The dust appears to be settling on Guantánamo Bay; by presidential decree, it will be closed within a year. The last British detainee, Binyam Mohamed, was released on 23rd February. The Guantánamo experiment was, say its critics, a comprehensive failure. But this depends on what it was trying to achieve. The strategic victories it won for the Bush administration during the eight years of its existence will last much longer than the camp itself.
"Guantánamo" has become a byword for all that is wrong with America's war on terror. At first glance, it appears to have been a legal failure too. Its architects' cynical reinvention of (and disregard for) the law has been widely documented. David Bowker, a lawyer in the department of state's office of the legal adviser, reported how he and colleagues were asked to "find the legal equivalent of outer space" where detainees would have no legal rights. But in June 2006, the US supreme court ruled that its inmates were entitled to protection under the Geneva convention—despite the administration's attempts to establish the contrary.
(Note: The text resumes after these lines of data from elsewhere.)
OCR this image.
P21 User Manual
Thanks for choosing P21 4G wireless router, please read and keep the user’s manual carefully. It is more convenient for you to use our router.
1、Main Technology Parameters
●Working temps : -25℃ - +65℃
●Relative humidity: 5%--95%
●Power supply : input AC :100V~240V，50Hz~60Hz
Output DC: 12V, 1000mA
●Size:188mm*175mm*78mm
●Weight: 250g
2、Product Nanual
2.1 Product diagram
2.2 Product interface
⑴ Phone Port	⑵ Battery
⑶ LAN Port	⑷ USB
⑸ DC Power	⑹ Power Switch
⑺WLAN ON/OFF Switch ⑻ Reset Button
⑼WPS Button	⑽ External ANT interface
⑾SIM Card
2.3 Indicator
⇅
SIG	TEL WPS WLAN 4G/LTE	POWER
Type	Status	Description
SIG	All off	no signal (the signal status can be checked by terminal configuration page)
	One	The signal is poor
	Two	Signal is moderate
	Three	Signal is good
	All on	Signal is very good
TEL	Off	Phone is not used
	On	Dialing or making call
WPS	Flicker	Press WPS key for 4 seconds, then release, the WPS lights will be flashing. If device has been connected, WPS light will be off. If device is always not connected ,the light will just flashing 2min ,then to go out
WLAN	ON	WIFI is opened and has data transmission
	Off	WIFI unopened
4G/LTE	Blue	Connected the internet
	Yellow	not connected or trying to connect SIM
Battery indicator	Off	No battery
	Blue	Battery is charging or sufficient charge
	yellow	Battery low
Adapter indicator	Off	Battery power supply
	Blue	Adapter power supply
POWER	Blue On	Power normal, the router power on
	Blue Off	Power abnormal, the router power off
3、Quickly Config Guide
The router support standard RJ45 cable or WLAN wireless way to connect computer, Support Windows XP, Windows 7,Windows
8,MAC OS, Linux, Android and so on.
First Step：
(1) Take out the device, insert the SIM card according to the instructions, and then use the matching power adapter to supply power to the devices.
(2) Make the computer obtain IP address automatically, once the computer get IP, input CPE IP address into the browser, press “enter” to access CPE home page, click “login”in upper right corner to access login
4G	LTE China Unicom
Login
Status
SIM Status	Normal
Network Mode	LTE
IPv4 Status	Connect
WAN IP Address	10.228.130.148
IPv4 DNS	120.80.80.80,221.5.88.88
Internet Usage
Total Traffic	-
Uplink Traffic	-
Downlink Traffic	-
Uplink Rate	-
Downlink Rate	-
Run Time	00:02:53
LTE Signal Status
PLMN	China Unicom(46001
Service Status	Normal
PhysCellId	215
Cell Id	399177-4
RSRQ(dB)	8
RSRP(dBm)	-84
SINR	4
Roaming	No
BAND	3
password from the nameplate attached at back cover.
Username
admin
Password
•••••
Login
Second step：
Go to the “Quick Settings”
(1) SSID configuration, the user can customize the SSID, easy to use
Guantánamo's guiding philosophy—that being of the wrong religion in the wrong place at the wrong time can make you eligible for inhumane treatment—has also been widely denounced as a moral failure. Binyam Mohamed is a case in point: a 30-year-old cleaner accused of making a nuclear bomb, he was held at Guantánamo for 54 months and tortured. Towards the end of his incarceration there was speculation he was being held purely to conceal the torture he had suffered. "You will be punished," Samuel Beckett wrote in his novel The Unnameable, "for having been punished."
But these are "failures" only if we take the aim of Guantánamo Bay to be the administration of justice and the gathering of intelligence. Clearly it fails in both these regards—but we must ask ourselves its creators had other strategic gains in mind.
Guantánamo has been a tactical success is that it has acted as a smokescreen for other, darker, US practices. When the first pictures of the camp were released in January 2002, the world was shocked by the images of shackled, stumbling detainees in their orange jumpsuits and black hoods. The US government's response was equally startling: "To be in an eight-by-eight cell in beautiful sunny Guantánamo Bay… is not inhumane treatment," Donald Rumsfeld declared. "What's going on down there is responsible, humane, legal, proper." This may have seemed like just another example of Bush administration slack-jawed optimism, but what Rumsfeld would surely have known was that there were far worse things happening at other detention sites in Bagram, Kandahar, Kabul and Abu Ghraib.
"There is a whole process one has to get through to get to Guantánamo Bay," confirms Moazzam Begg, a British ex-detainee. "Bagram was so terrible I was looking forward to Guantánamo Bay, even though I knew what it was." As the focus of the world's outrage, Guantánamo has proved a useful distraction. Worryingly, the Obama administration has not taken steps to disown these other sites; while Guantánamo acts as a lightning rod for international attention, there is no pressure on the US to modify its position anywhere else.
Guantánamo has also put the legality of torture on the agenda. The activities at the camp were notoriously given legal sanction by US Attorney General Alberto R Gonzales, first by the introduction of categories in the definition of "enemy combatants," then by a revision of the definition of "torture." But even if these moves were contested, the very fact that the concepts were treated as a matter for debate and speculation undermines the absolute prohibition of torture in the third and fourth Geneva conventions. In the war on terror, who counts as a "person"? What counts as "torture"? No one should be subject to inhumane treatment—but who can be subject to nearly inhumane treatment, or not-quite-inhumane treatment? These questions are absurd—or should be. That they are now seen as legitimate is Guantanamo's strategic success.
But the greatest strategic victory won is in the field of ethics. In his book Contingency, Irony, and Solidarity (1989), the philosopher Richard Rorty argued that the point of ethical discussion is to sensitise us to the suffering of others, and he uses Nabokov's Humbert Humbert to show us that complicity with a cruelty teaches us how to be cruel. Guantánamo accustomed us to cruelty, changing our boundaries of what is conceivable. Now, we are beginning to see mini-Guantánamos spawned by regimes eager to ingratiate themselves with the US. "We don't want to be the world's jailer," said Charles Stimson, deputy assistant secretary of defence for detainee affairs. "We want other countries to step up and accept responsibilities for detainees during this time of war." And so in Ethiopia the notorious Kality prison is used as a destination for secret renditions of "terror suspects" and dissident journalists alike, and in Britain Belmarsh detention centre and use of Orwellian legal instruments like control orders are not widely considered problematic because they are "not as bad as Guantánamo."
Of course, the closure of Guantánamo is undoubtedly a good thing. But if we let ourselves believe that this marks the end of a dark period of history, we have vastly misunderstood the full extent of what is at stake.